Muayehanesindedir, hastalarını sırasıyla çağırır. İçeri kasketini koltuğunun altına almış, ellerini önünde birbirine kavuşturmuş, gayet saygılı, bir o kadar da mahçup bir vaziyette görünüşünden garip ve fakir olduğu belli bir hasta doktorun önüne gelmiş. Adını sormuş:

– Adın nedir senin evlat?
– Hasan efendim.
– Soyadın yok mu?
– Var efendim. Kavgalı, Hasan Kavgalı.

Hastanın bu hali hocanın hoşuna gitmiş ve biraz takılmak istemiş.
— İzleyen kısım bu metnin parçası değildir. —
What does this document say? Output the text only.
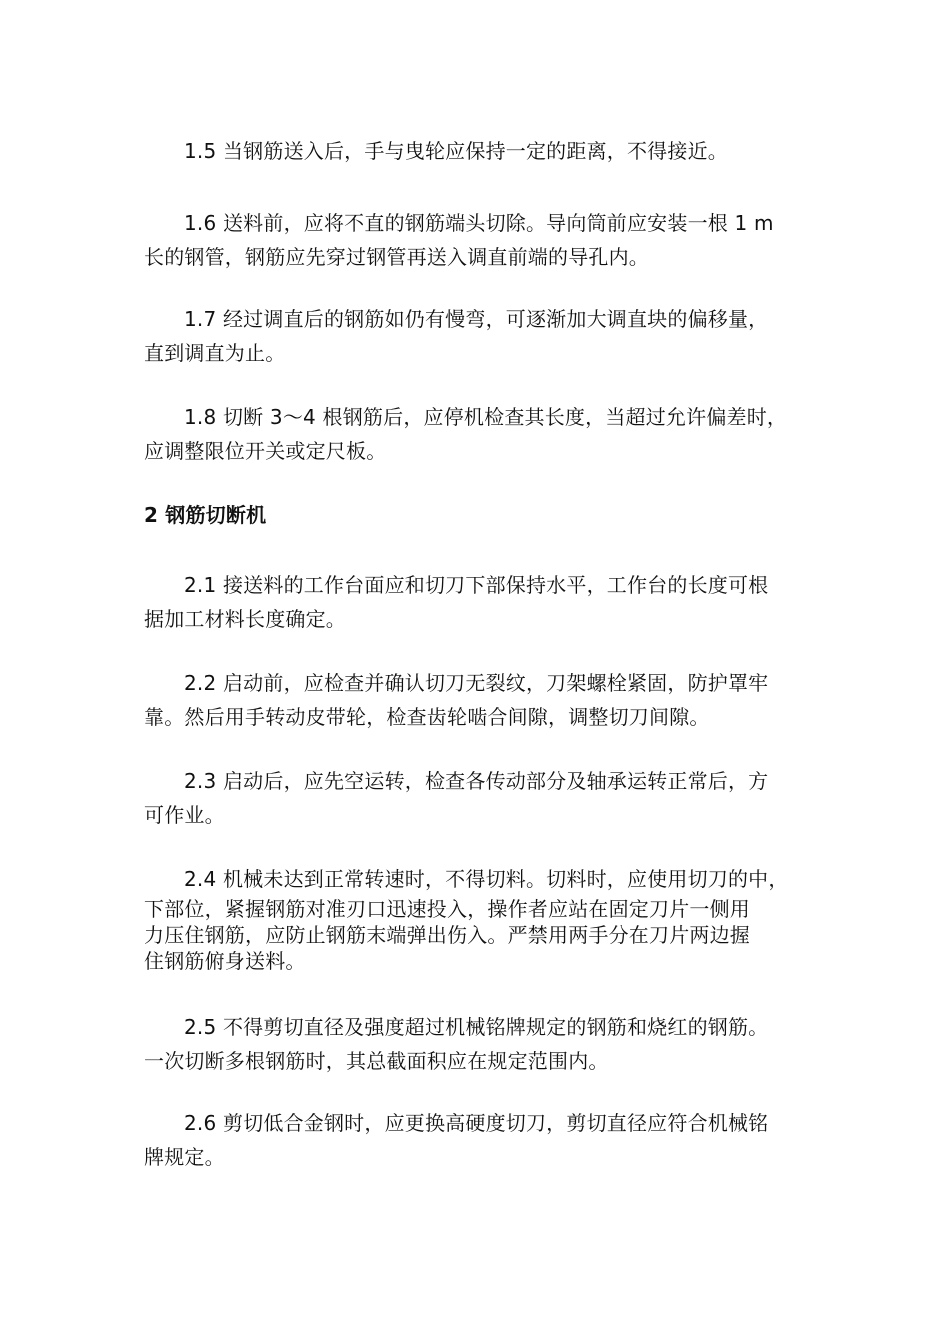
1.5 当钢筋送入后，手与曳轮应保持一定的距离，不得接近。
1.6 送料前，应将不直的钢筋端头切除。导向筒前应安装一根 1 m
长的钢管，钢筋应先穿过钢管再送入调直前端的导孔内。
1.7 经过调直后的钢筋如仍有慢弯，可逐渐加大调直块的偏移量，
直到调直为止。
1.8 切断 3～4 根钢筋后，应停机检查其长度，当超过允许偏差时，
应调整限位开关或定尺板。
2 钢筋切断机
2.1 接送料的工作台面应和切刀下部保持水平，工作台的长度可根
据加工材料长度确定。
2.2 启动前，应检查并确认切刀无裂纹，刀架螺栓紧固，防护罩牢
靠。然后用手转动皮带轮，检查齿轮啮合间隙，调整切刀间隙。
2.3 启动后，应先空运转，检查各传动部分及轴承运转正常后，方
可作业。
2.4 机械未达到正常转速时，不得切料。切料时，应使用切刀的中，
下部位，紧握钢筋对准刃口迅速投入，操作者应站在固定刀片一侧用
力压住钢筋，应防止钢筋末端弹出伤入。严禁用两手分在刀片两边握
住钢筋俯身送料。
2.5 不得剪切直径及强度超过机械铭牌规定的钢筋和烧红的钢筋。
一次切断多根钢筋时，其总截面积应在规定范围内。
2.6 剪切低合金钢时，应更换高硬度切刀，剪切直径应符合机械铭
牌规定。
– Evladım kimle kavgalısın?
– Ah efendim, kiminle olacak, nefsimle.

Hoca bu cevap karşısında beklemediği andan beklemediği yerine yumruk yemiş boksör gibi sendelemiş ve kendinden geçmiş. Adamın haline, etvarına ve kâline hayran olmuş.

Bir tarafta Allah’ın huzurunda, en kutsal mekanda, nefislerin gömlek gibi çıkarılarak girilmesi ve gidilmesi gereken bir yerde sarık ve takkesiyle derviş kıyafeti giyip tüm benlikleriyle adeta gövde gösterisi yaparak horoz gibi gezinen kendini derviş olarak görüp ama dervişliğin ne olduğunu sindirememiş bir grup bir tarafta, sureti fakir, mahçup ve mahzun, sireti ise müstağni, mesrur, mutmain bir adam.

Maksadımızı Hoca fıkrası ile ifadeye çalışayım.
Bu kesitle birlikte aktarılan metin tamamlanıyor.